By the time you get this letter, I might be dead, probably dead. I gave up Tinu. I failed. I shouldn’t have given it all up, I shouldn’t have stopped trying, I shouldn’t have, I just shouldn’t have. The past few years have been the most challenging and trying years of my life. I’ve been trying to change. I’ve been trying to live a fulfilled life. I wanted a good life, not like the one I used to live. I wanted something better, something more meaningful. I wanted to correct my past, make amends and have a wonderful future. I wanted to make the best of my already damaged life. I wanted to be happy, I wanted to smile, I wanted to have nice people who will always be there for me. I also wanted to be there for someone, I wanted to be loved and accepted.

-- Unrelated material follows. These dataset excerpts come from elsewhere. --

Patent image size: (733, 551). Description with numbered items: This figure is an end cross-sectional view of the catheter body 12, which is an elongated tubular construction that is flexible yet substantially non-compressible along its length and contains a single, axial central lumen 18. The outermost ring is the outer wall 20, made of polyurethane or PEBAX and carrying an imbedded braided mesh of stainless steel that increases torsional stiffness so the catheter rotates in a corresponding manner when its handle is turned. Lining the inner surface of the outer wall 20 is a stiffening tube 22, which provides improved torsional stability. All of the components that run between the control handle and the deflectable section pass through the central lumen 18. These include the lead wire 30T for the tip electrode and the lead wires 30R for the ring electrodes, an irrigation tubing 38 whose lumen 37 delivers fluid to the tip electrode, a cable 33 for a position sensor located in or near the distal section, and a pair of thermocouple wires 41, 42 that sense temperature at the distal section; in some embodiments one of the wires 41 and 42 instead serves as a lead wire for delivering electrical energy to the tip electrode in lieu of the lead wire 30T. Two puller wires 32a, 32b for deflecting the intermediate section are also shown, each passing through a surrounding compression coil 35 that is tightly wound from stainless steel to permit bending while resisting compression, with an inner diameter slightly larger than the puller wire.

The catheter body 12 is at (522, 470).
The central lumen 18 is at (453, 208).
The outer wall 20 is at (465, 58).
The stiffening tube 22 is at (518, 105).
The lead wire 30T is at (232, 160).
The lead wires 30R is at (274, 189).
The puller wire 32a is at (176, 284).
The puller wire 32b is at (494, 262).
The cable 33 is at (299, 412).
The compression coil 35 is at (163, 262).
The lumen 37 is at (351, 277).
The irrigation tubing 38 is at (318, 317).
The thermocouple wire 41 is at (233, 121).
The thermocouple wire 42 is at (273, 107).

I worked hard, I tried and I tried again. I tried to forget who I used to be. I tried to forget all the things have been through, I tried to forget everything. I tried to forget those years I’ve lived to please the world and not myself, I tried to forget those years I didn’t have a say over my actions. I tried to forget all the pain. I was hoping it will all go away. I was hoping I could move on without looking back but it came right back. It blew me on the face, It haunted me. I tried to run, run very far away from it but it caught up with me and gave me a deadly blow and I fell. I wished I could turn back the hands of time, I wished I could make things right but it’s too late. I’ve lost the battle, I didn’t win.

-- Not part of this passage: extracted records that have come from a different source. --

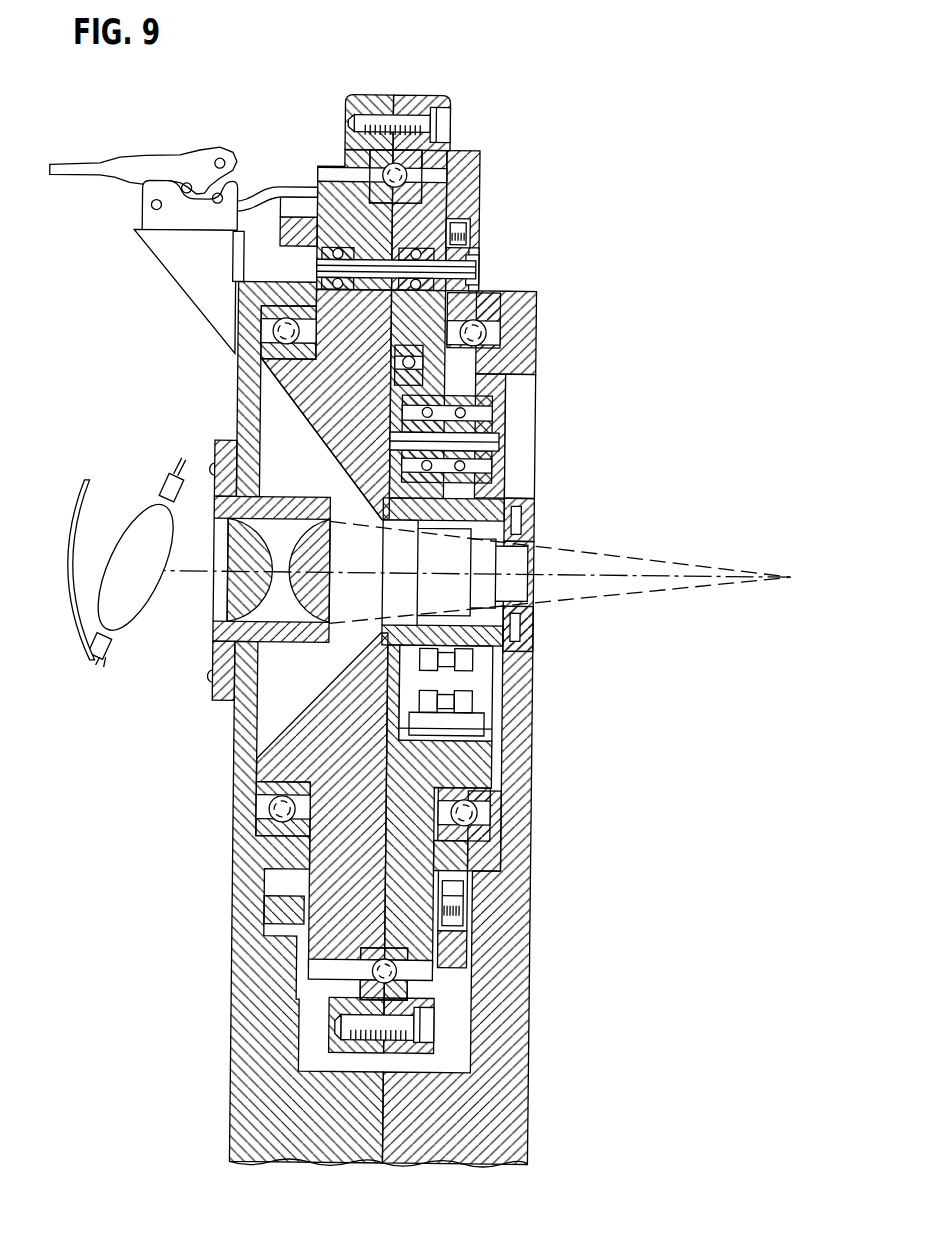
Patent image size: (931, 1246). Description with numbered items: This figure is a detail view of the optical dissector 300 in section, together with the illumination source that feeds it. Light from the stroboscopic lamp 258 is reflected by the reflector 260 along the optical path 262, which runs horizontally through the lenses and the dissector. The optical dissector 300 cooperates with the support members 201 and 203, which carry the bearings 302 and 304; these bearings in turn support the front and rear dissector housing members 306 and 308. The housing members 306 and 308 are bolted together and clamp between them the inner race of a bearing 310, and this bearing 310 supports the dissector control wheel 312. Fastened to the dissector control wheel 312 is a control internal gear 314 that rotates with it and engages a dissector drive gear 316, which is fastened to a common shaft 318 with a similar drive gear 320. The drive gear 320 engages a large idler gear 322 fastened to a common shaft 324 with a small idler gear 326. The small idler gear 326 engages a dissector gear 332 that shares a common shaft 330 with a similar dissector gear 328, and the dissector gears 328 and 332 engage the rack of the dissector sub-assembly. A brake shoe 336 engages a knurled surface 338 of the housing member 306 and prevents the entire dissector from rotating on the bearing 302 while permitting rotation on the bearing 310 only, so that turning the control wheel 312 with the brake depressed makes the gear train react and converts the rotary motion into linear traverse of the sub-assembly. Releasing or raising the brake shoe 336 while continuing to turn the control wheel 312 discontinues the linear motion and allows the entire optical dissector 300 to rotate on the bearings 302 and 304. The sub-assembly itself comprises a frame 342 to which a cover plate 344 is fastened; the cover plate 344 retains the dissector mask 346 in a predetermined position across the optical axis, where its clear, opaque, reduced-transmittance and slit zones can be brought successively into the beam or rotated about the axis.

The support member 201 is at (235, 1072).
The support member 203 is at (533, 1078).
The stroboscopic lamp 258 is at (146, 525).
The reflector 260 is at (74, 490).
The optical path 262 is at (674, 571).
The optical dissector 300 is at (540, 253).
The bearing 302 is at (270, 345).
The bearing 304 is at (500, 318).
The front dissector housing member 306 is at (262, 766).
The rear dissector housing member 308 is at (500, 786).
The bearing 310 is at (478, 164).
The dissector control wheel 312 is at (412, 94).
The control internal gear 314 is at (468, 230).
The dissector drive gear 316 is at (478, 262).
The common shaft 318 is at (480, 271).
The drive gear 320 is at (345, 250).
The large idler gear 322 is at (316, 438).
The common shaft 324 is at (292, 403).
The small idler gear 326 is at (406, 358).
The dissector gear 328 is at (495, 416).
The common shaft 330 is at (495, 445).
The dissector gear 332 is at (393, 474).
The brake shoe 336 is at (283, 187).
The knurled surface 338 is at (278, 220).
The frame 342 is at (530, 541).
The cover plate 344 is at (533, 503).
The dissector mask 346 is at (530, 615).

I went back Tinu, my past came back and I couldn’t resist, I gave in. My past destroyed me, it ruined me. I feel so bad that I couldn’t even defeat my past and face my future. I fought with it and failed. I’m sorry for giving up. I’m sorry I didn’t believe I could. I’m sorry I wasn’t so strong, I’m sorry I let my guards down and let life deal badly with me. Please tell others not to do the same. Tell them to keep pushing, to keep trying. Tell them not to give up on themselves. Tell them they can be happy if they want. Your happiness lies in your hands, your future is your responsibility. No one can break you without your permission, not even your horrible past. You can have a fulfilling and rewarding life, it all depends on you, it all depends on your ability to raise your head high and deal with whatever life brings to your table. Defeat your Past, Live your Present and face your Future!!! Don’t lose the battle!!!